The United States warned Thursday it was reconsidering cooperation with ally Thailand after a military coup, which Secretary of State John Kerry denounced as having "no justification."
Kerry urged the restoration of a civilian government, respect for press freedom and "early elections that reflect the will of the people."
"I am disappointed by the decision of the Thai military to suspend the constitution and take control of the government after a long period of political turmoil, and there is no justification for this military coup," he said.
"While we value our long friendship with the Thai people, this act will have negative implications for the US-Thai relationship, especially for our relationship with the Thai military."
Kerry did not specify measures but the Pentagon said it was reconsidering cooperation with Thailand on training exercises.
The drills, which started Monday and run through next Tuesday, involve about 700 US Marines and sailors.
"We've been reviewing our military-to-military assistance including the CARAT exercise," Pentagon spokesman Colonel Steven Warren told reporters, referring to the latest drills.
State Department spokeswoman Jen Psaki said that the more than $10 million in US assistance could be suspended after a review is completed.
"We've taken preliminary steps to suspend military engagement and assistance while we consider the facts on the ground," Psaki told reporters.
The United States provides $11.4 million in aid to Thailand each year, including $3.7 million in military assistance.
Kerry called on the Thai military to release detained leaders of political parties and voiced concern at the shutdown of media outlets.
"I urge the restoration of civilian government immediately, a return to democracy and respect for human rights and fundamental freedoms, such as press freedoms.
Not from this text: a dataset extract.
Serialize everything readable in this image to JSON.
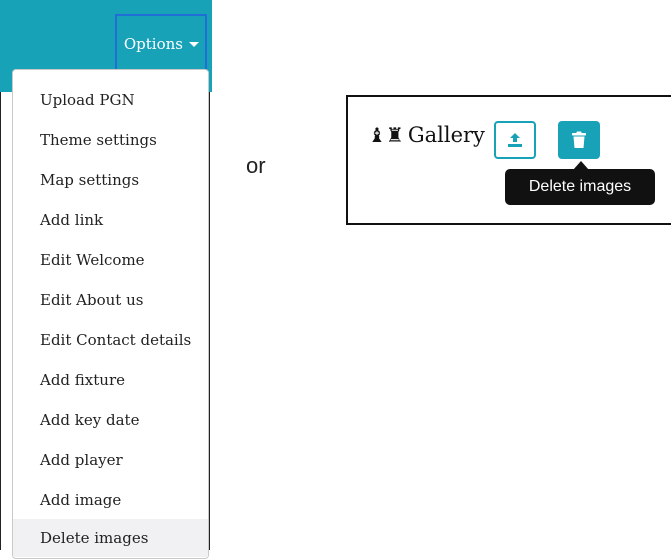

The path forward for Thailand must include early elections that reflect the will of the people," Kerry said.
Thailand is the oldest US ally in Asia and offered crucial support to the United States on conflicts including the Korean and Vietnam wars. The United States provides $11.4 million in aid to Thailand each year, including $3.7 million in military assistance.
Under domestic law, the United States is obliged to curb assistance to a foreign military if it carries out a coup. Washington briefly suspended aid after a previous coup in Thailand in 2006.
Psaki stated clearly that the United States considered Thailand's takeover a coup. The United States last year took pains not to call the Egyptian army's overthrow of elected president Mohamed Morsi a coup.
The State Department in a message urged US citizens to "exercise caution" in Thailand and to avoid any large gatherings as they could spiral into violence. But it stopped short of recommending that Americans avoid Thailand, a popular tourist destination.